Local Commentary

November 7: Liberation Day

November 7, 2020 is a day to never forget. It is the day that the people of the United States of America learned the news that their extraordinary effort to preserve democracy in this national beacon of hope for the entire planet had been secured. No, there was no storming of the barricades as the terrible paranoids behind the ones erected in front of the White House feared.

There was dancing in the streets, a lot of it by a lot of very happy American citizens. As more votes get counted, it is looking like this will be the biggest margin of victory for any candidate for president in the history of the U.S. Donald Trump and his fascist ambitions were not only defeated, they were crushed.

You will not be forgetting where you were and what you were doing on this date. You will be asked for years to come what it was like to celebrate the close-call survival of our democracy. You will be asked going forward how the spontaneity that accompanied this day contributed to permanent changes for the better for human society. What a year. We’d been through so much, the ongoing treachery of the Trump stain on our society, how it called out the worst in so many people, leading to rises in racial violence and police brutality. How it necessitated the calling out of the best in so many other people, who began standing up and pushing back very hard.

After all, we’d realized how much good had been bestowed upon us by this generous democratic society that we simply couldn’t sit by quietly and let the haters and bigots run roughshod over us, even if they were coming right out of the White House itself to pepper spray hundreds of us gathered there last summer so that Donald Trump could play fascist dictator with a strut across Lafayette Square to defile a perfectly good church with a pose of his unholy, sour visage.
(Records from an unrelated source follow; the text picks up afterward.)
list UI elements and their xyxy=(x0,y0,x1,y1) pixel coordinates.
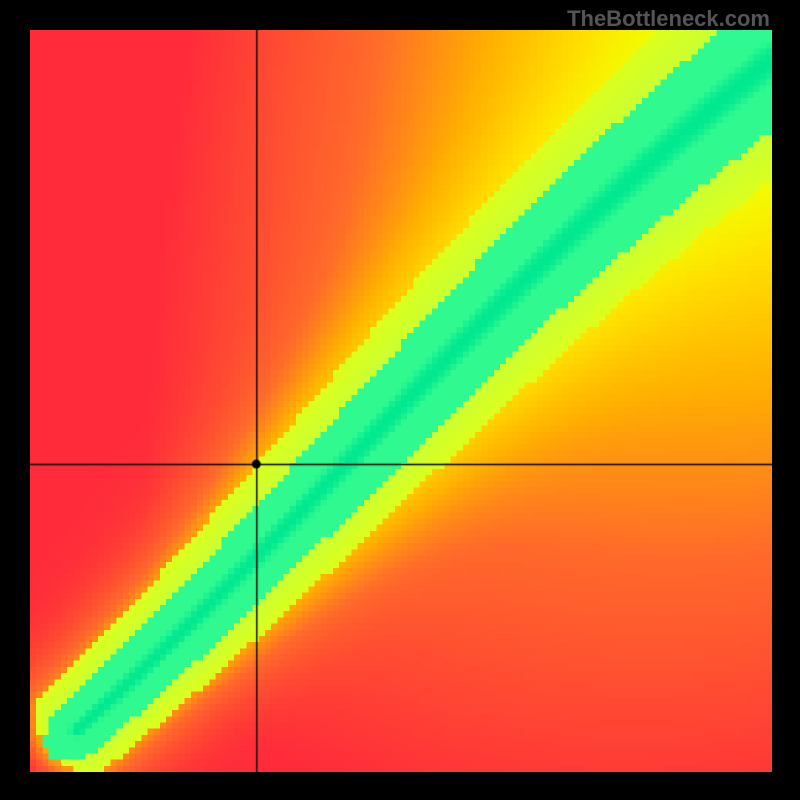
watermark-text: TheBottleneck.com xyxy=(567,6,770,32)
chart-container: { "watermark": { "text": "TheBottleneck.… xyxy=(0,0,800,800)
bottleneck-heatmap xyxy=(30,30,772,772)
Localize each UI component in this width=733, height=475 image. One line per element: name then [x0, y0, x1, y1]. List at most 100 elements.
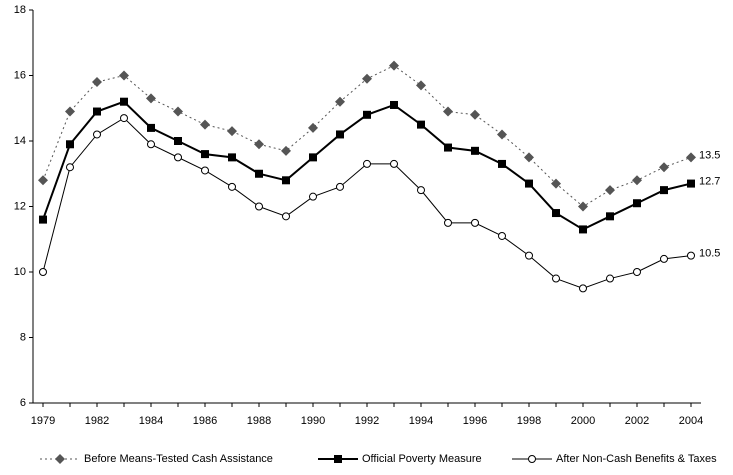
legend-label: Official Poverty Measure [362, 453, 482, 465]
marker [93, 130, 101, 139]
marker [551, 178, 561, 189]
x-tick-label: 2002 [625, 415, 649, 427]
x-tick-label: 1992 [355, 415, 379, 427]
marker [201, 150, 209, 159]
marker [687, 179, 695, 188]
marker [282, 212, 290, 221]
marker [147, 140, 155, 149]
marker [119, 70, 129, 81]
marker [606, 274, 614, 283]
marker [336, 182, 344, 191]
marker [632, 175, 642, 186]
marker [578, 201, 588, 212]
x-tick-label: 1988 [247, 415, 271, 427]
marker [39, 215, 47, 224]
marker [444, 143, 452, 152]
marker [444, 218, 452, 227]
marker [525, 179, 533, 188]
y-tick-label: 12 [14, 200, 26, 212]
marker [174, 137, 182, 145]
end-label: 12.7 [699, 175, 720, 187]
x-tick-label: 1994 [409, 415, 433, 427]
marker [120, 97, 128, 106]
y-tick-label: 16 [14, 69, 26, 81]
marker [282, 176, 290, 185]
marker [606, 212, 614, 221]
marker [552, 274, 560, 283]
marker [173, 106, 183, 117]
marker [389, 60, 399, 71]
marker [443, 106, 453, 117]
x-tick-label: 1979 [31, 415, 55, 427]
marker [416, 80, 426, 91]
marker [308, 122, 318, 133]
marker [417, 120, 425, 129]
x-tick-label: 1998 [517, 415, 541, 427]
marker [65, 106, 75, 117]
marker [633, 268, 641, 276]
marker [228, 153, 236, 162]
series-line [42, 117, 692, 289]
x-tick-label: 1986 [193, 415, 217, 427]
marker [174, 153, 182, 162]
marker [255, 202, 263, 211]
marker [66, 163, 74, 172]
marker [363, 159, 371, 168]
x-tick-label: 1984 [139, 415, 163, 427]
marker [417, 186, 425, 195]
marker [552, 209, 560, 218]
marker [660, 186, 668, 195]
series-line [42, 65, 692, 208]
marker [309, 153, 317, 162]
marker [66, 140, 74, 149]
y-tick-label: 14 [14, 135, 26, 147]
marker [390, 159, 398, 168]
marker [579, 225, 587, 234]
marker [633, 199, 641, 208]
marker [498, 159, 506, 168]
legend-marker [334, 455, 342, 463]
marker [498, 231, 506, 240]
marker [471, 218, 479, 227]
y-tick-label: 18 [14, 4, 26, 16]
legend-marker [528, 455, 536, 463]
marker [146, 93, 156, 104]
marker [39, 268, 47, 276]
marker [201, 166, 209, 175]
marker [120, 114, 128, 123]
marker [470, 109, 480, 120]
x-tick-label: 1996 [463, 415, 487, 427]
marker [335, 96, 345, 107]
end-label: 10.5 [699, 248, 720, 260]
y-tick-label: 6 [20, 397, 26, 409]
x-tick-label: 1990 [301, 415, 325, 427]
x-tick-label: 1982 [85, 415, 109, 427]
legend-label: Before Means-Tested Cash Assistance [84, 453, 273, 465]
marker [659, 162, 669, 173]
marker [362, 73, 372, 84]
legend-marker [55, 454, 65, 464]
marker [38, 175, 48, 186]
marker [525, 251, 533, 260]
marker [579, 284, 587, 293]
marker [93, 107, 101, 116]
marker [687, 251, 695, 260]
marker [471, 146, 479, 155]
marker [390, 100, 398, 109]
marker [147, 123, 155, 132]
marker [92, 77, 102, 88]
marker [605, 185, 615, 196]
marker [686, 152, 696, 163]
marker [660, 254, 668, 263]
x-tick-label: 2000 [571, 415, 595, 427]
end-label: 13.5 [699, 149, 720, 161]
marker [309, 192, 317, 201]
marker [281, 145, 291, 156]
marker [254, 139, 264, 150]
marker [200, 119, 210, 130]
y-tick-label: 8 [20, 331, 26, 343]
marker [524, 152, 534, 163]
legend-label: After Non-Cash Benefits & Taxes [556, 453, 717, 465]
x-tick-label: 2004 [679, 415, 703, 427]
y-tick-label: 10 [14, 266, 26, 278]
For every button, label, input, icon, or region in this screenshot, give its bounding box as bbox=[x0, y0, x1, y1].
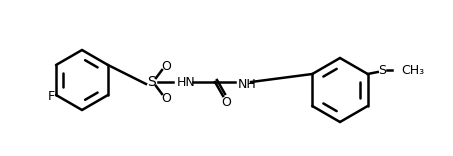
Text: O: O bbox=[161, 92, 171, 105]
Text: F: F bbox=[48, 90, 54, 103]
Text: S: S bbox=[378, 63, 386, 76]
Text: NH: NH bbox=[238, 78, 257, 90]
Text: S: S bbox=[148, 75, 156, 89]
Text: O: O bbox=[221, 95, 231, 109]
Text: HN: HN bbox=[177, 76, 196, 88]
Text: O: O bbox=[161, 59, 171, 73]
Text: CH₃: CH₃ bbox=[402, 63, 425, 76]
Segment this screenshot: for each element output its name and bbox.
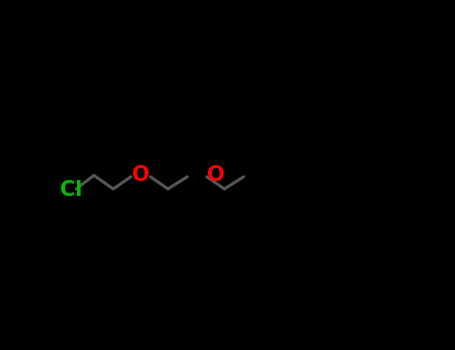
Text: Cl: Cl	[61, 180, 83, 200]
Text: O: O	[131, 164, 149, 184]
Text: O: O	[207, 164, 224, 184]
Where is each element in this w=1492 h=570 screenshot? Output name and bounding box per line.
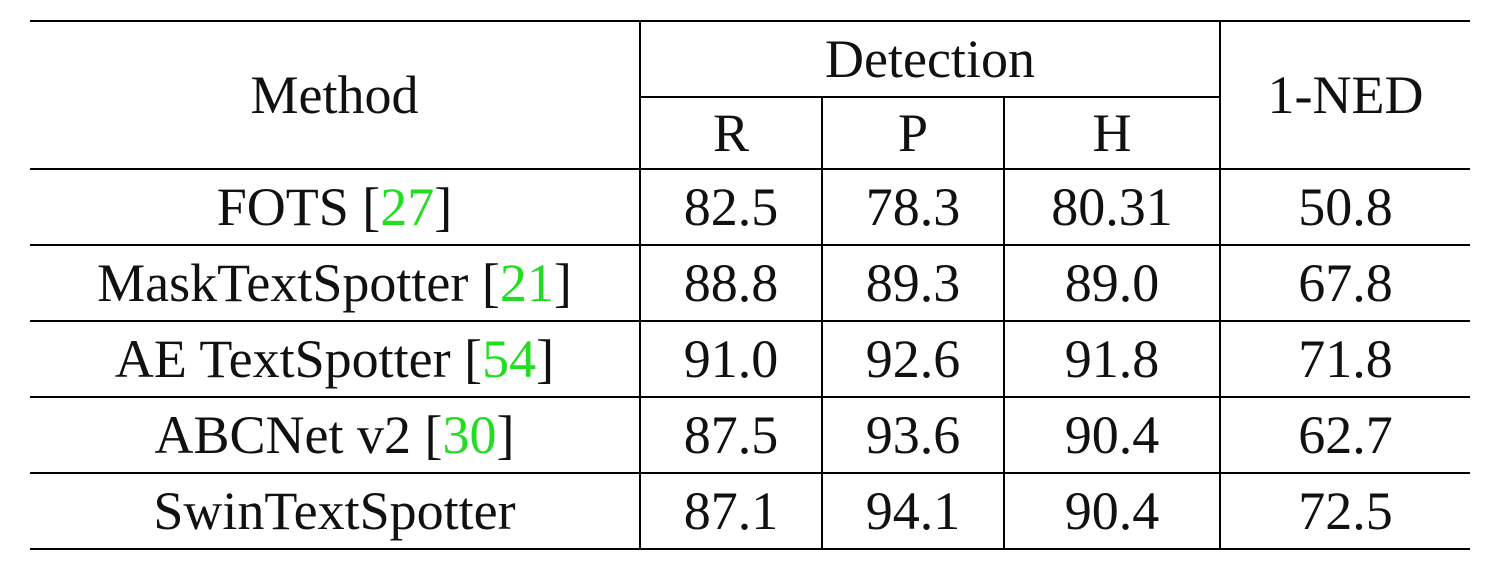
citation: [21]	[481, 253, 572, 313]
precision-cell: 93.6	[822, 396, 1005, 473]
recall-cell: 87.5	[640, 396, 823, 473]
citation-link[interactable]: 30	[442, 405, 497, 465]
hmean-cell: 90.4	[1004, 396, 1221, 473]
precision-cell: 89.3	[822, 244, 1005, 321]
recall-cell: 88.8	[640, 244, 823, 321]
precision-cell: 78.3	[822, 168, 1005, 245]
ned-cell: 67.8	[1220, 244, 1470, 321]
table-row: AE TextSpotter [54] 91.0 92.6 91.8 71.8	[30, 320, 1470, 397]
ned-cell: 71.8	[1220, 320, 1470, 397]
results-table: Method Detection 1-NED R P H FOTS [27] 8…	[30, 20, 1470, 550]
citation-link[interactable]: 27	[380, 177, 435, 237]
method-cell: AE TextSpotter [54]	[30, 320, 641, 397]
method-name: SwinTextSpotter	[153, 481, 516, 541]
method-name: ABCNet v2	[154, 405, 412, 465]
method-name: AE TextSpotter	[114, 329, 451, 389]
method-cell: SwinTextSpotter	[30, 472, 641, 550]
header-h: H	[1004, 96, 1221, 169]
precision-cell: 94.1	[822, 472, 1005, 550]
recall-cell: 87.1	[640, 472, 823, 550]
hmean-cell: 80.31	[1004, 168, 1221, 245]
table-row: SwinTextSpotter 87.1 94.1 90.4 72.5	[30, 472, 1470, 550]
precision-cell: 92.6	[822, 320, 1005, 397]
ned-cell: 72.5	[1220, 472, 1470, 550]
header-1-ned: 1-NED	[1220, 20, 1470, 169]
method-cell: MaskTextSpotter [21]	[30, 244, 641, 321]
table-row: ABCNet v2 [30] 87.5 93.6 90.4 62.7	[30, 396, 1470, 473]
ned-cell: 50.8	[1220, 168, 1470, 245]
method-name: MaskTextSpotter	[97, 253, 469, 313]
citation-link[interactable]: 54	[482, 329, 537, 389]
method-name: FOTS	[216, 177, 349, 237]
hmean-cell: 90.4	[1004, 472, 1221, 550]
citation: [27]	[362, 177, 453, 237]
hmean-cell: 89.0	[1004, 244, 1221, 321]
method-cell: FOTS [27]	[30, 168, 641, 245]
header-method: Method	[30, 20, 641, 169]
citation: [30]	[424, 405, 515, 465]
citation-link[interactable]: 21	[499, 253, 554, 313]
method-cell: ABCNet v2 [30]	[30, 396, 641, 473]
recall-cell: 91.0	[640, 320, 823, 397]
table-row: FOTS [27] 82.5 78.3 80.31 50.8	[30, 168, 1470, 245]
ned-cell: 62.7	[1220, 396, 1470, 473]
header-detection: Detection	[640, 20, 1221, 97]
citation: [54]	[464, 329, 555, 389]
header-p: P	[822, 96, 1005, 169]
header-r: R	[640, 96, 823, 169]
hmean-cell: 91.8	[1004, 320, 1221, 397]
recall-cell: 82.5	[640, 168, 823, 245]
table-row: MaskTextSpotter [21] 88.8 89.3 89.0 67.8	[30, 244, 1470, 321]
No democratically-elected leader of our nation had ever attempted to pose in such a heinous manner before, to pose as a strong-arm dictator, clearly in the manner he hoped he could magnify with another four years in office.

So as he’d unleashed the worst out of one quarter of our compromised culture, so had he unintentionally called forth the best from another. We the people, led by our African-American constituency and our “suburban woman” constituency (as the media called it) rose up in great anger and resolve to hit the streets. That took the form of standing in long lines to vote, vote and vote.

As hundreds of thousands of us have died from the deadly Covid-19 pandemic left unattended by Trump, the rest of us stood up and exercised the best weapon that our democratic founders could have provided, the ballot.

It was like the day the Berlin Wall fell. On Nov. 7 we were liberated.